Presentation philosopher, teacher, in search of the best gyro.

If horoscopes, personality profiles, and the like haven’t tipped you off, we humans like to analyze most things for meaning. When we step on stage, we can expect the same behavior from our audience. They’ll be wondering about everything: can the speaker see me? Does he/she like me? What makes him/her such a big shot?

I promise you this: it’ll be more than three questions. It’ll be a running list, and it won’t stop till you’re off stage and the analysis finds a new focus. And since you won’t be providing verbal answers to the searching questions, they’ll be getting their fix elsewhere–namely, from every other characteristic and clue about you, i.e. “non-verbal communication”.

It entails everything about you except for the words that spill out of your mouth. It even includes the way those words come out of your mouth, to an extent. In fact, this “non-verbal communication” covers so much ground that, if I’m being honest, there is nothing you can do about it. Almost.

With extensive practice and training, individuals can change the fundamentals of behavior that might cause problems in presentation scenarios–things like stuttering, awkward and uncomfortable hand gestures, choking on water, etc. But while anything is possible, not everything is beneficial.

What I mean is this: you have a personality. You have an array of experience from childhood to education to business that defines you and your value to the audience. You’ve been asked to speak, so before you go changing everything about yourself to become what you think other people expect you to be, it’s worth considering the value of your own quirks and human qualities on stage.

Presentations always come back to this idea of balance. With non-verbal communication, it’s no different: gloss yourself up too much and people will struggle to experience a real, human connection to your personality. Fail to smooth the roughest edges and you’ll be an absolute train wreck on stage. Finding the middle ground is the key, but what is “middle ground”.

Simply put, middle ground is a place where you feel calm, cool, and collected.
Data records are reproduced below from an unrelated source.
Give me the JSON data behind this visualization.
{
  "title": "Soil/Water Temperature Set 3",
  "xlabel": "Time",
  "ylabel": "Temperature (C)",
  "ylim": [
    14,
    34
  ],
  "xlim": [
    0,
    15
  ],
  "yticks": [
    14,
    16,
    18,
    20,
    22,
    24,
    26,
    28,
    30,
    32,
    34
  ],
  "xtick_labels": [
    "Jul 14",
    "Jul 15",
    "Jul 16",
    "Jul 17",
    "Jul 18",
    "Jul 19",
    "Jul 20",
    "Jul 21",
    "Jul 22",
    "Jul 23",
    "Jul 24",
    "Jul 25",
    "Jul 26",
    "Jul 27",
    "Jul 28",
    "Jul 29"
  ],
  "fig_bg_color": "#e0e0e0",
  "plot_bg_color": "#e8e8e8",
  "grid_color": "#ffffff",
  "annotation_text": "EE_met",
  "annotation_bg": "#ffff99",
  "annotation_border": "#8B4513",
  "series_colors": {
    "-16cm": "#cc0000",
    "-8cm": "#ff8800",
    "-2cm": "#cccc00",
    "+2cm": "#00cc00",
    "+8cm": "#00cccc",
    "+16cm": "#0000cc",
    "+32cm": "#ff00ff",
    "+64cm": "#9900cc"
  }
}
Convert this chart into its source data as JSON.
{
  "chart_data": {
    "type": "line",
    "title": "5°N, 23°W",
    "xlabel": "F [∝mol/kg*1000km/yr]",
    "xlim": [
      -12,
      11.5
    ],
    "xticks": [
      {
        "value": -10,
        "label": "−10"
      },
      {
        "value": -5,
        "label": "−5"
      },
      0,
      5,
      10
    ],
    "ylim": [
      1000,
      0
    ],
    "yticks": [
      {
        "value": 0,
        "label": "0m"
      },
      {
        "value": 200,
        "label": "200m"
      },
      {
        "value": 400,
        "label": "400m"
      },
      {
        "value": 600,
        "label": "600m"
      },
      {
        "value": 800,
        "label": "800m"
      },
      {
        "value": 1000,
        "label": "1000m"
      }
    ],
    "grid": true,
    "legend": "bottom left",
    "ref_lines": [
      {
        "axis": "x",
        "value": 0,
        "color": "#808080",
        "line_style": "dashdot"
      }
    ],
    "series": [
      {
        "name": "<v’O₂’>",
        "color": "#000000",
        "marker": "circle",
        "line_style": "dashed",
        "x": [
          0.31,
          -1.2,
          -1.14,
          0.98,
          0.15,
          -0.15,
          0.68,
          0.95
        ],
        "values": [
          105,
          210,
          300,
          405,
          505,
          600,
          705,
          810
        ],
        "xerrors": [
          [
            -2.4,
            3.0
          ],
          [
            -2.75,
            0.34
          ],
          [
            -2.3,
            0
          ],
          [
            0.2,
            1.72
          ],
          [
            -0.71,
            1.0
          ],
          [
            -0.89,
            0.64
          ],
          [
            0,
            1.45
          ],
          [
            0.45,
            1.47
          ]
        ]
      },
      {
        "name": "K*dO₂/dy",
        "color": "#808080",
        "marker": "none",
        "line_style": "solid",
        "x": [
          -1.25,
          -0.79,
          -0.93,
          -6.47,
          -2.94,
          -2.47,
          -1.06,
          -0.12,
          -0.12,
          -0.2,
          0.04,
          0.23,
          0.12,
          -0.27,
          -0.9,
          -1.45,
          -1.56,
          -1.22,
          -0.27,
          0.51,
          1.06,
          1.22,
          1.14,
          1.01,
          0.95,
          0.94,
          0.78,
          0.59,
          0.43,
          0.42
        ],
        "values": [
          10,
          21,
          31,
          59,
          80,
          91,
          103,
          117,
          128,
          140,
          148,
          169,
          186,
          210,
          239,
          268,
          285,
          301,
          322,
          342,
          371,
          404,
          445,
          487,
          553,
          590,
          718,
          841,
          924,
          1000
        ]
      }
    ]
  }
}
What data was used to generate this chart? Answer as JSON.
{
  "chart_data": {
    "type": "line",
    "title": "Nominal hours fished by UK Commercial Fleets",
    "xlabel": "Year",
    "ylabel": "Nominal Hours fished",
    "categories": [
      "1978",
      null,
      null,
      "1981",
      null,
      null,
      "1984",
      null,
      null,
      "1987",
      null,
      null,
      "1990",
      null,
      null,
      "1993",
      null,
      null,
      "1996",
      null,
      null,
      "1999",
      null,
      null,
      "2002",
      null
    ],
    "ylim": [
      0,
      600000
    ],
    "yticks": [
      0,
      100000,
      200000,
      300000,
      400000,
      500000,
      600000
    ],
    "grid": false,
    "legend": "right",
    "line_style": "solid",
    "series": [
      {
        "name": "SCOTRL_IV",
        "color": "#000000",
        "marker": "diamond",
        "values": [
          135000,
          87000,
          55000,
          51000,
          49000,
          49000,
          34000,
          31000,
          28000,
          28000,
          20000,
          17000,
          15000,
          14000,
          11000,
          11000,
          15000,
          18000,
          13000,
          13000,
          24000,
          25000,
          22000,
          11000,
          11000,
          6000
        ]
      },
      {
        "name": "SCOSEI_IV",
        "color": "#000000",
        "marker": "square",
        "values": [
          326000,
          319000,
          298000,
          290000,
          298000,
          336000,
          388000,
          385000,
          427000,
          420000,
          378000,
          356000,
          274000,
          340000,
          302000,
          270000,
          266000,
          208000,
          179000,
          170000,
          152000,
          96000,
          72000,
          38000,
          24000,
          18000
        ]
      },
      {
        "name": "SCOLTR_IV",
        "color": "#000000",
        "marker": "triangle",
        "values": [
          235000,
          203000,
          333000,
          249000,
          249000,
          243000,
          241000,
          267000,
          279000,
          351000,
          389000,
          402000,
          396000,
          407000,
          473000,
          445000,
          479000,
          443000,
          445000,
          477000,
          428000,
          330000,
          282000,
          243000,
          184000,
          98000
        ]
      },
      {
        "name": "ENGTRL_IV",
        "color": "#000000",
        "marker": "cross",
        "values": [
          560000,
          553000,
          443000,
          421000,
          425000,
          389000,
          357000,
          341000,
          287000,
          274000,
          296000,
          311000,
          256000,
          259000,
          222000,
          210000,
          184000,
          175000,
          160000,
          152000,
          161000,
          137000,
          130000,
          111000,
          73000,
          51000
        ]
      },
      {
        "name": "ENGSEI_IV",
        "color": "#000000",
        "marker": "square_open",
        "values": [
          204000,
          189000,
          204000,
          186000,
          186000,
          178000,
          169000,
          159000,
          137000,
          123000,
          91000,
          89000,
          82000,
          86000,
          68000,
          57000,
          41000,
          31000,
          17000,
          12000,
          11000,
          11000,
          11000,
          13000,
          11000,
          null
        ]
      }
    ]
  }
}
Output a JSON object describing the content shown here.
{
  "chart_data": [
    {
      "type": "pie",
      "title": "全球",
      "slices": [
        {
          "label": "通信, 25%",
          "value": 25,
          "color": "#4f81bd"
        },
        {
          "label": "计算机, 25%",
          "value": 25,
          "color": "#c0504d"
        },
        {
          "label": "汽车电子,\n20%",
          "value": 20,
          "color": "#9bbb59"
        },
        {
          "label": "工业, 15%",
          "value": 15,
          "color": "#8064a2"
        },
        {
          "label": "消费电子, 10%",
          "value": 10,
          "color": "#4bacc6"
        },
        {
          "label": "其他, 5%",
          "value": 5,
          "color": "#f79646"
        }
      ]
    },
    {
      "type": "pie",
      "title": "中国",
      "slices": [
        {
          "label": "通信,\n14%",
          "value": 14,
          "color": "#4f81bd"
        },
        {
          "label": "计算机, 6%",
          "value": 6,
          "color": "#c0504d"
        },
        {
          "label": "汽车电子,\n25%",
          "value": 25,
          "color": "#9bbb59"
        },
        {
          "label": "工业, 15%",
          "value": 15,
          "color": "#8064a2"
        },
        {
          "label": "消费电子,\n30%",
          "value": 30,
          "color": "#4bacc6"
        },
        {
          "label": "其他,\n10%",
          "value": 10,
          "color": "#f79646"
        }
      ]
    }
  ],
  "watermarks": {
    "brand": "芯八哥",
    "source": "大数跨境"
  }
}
You’re relaxed and ready to add value to the audience’s experience. If nerves make you cautious, it’s not middle ground. If you don’t recognize your own voice because you’re trying to project a different image, it’s not middle ground. Balance in non-verbal communication is all about being the same person on stage that you are at dinner with friends.

Striking that balance is actually pretty easy: just get comfortable with the stage. That means practicing your material enough to not think about it, and getting on stage enough to not feel like a fish out of water. Do those things and you’ll say all the right things without saying anything.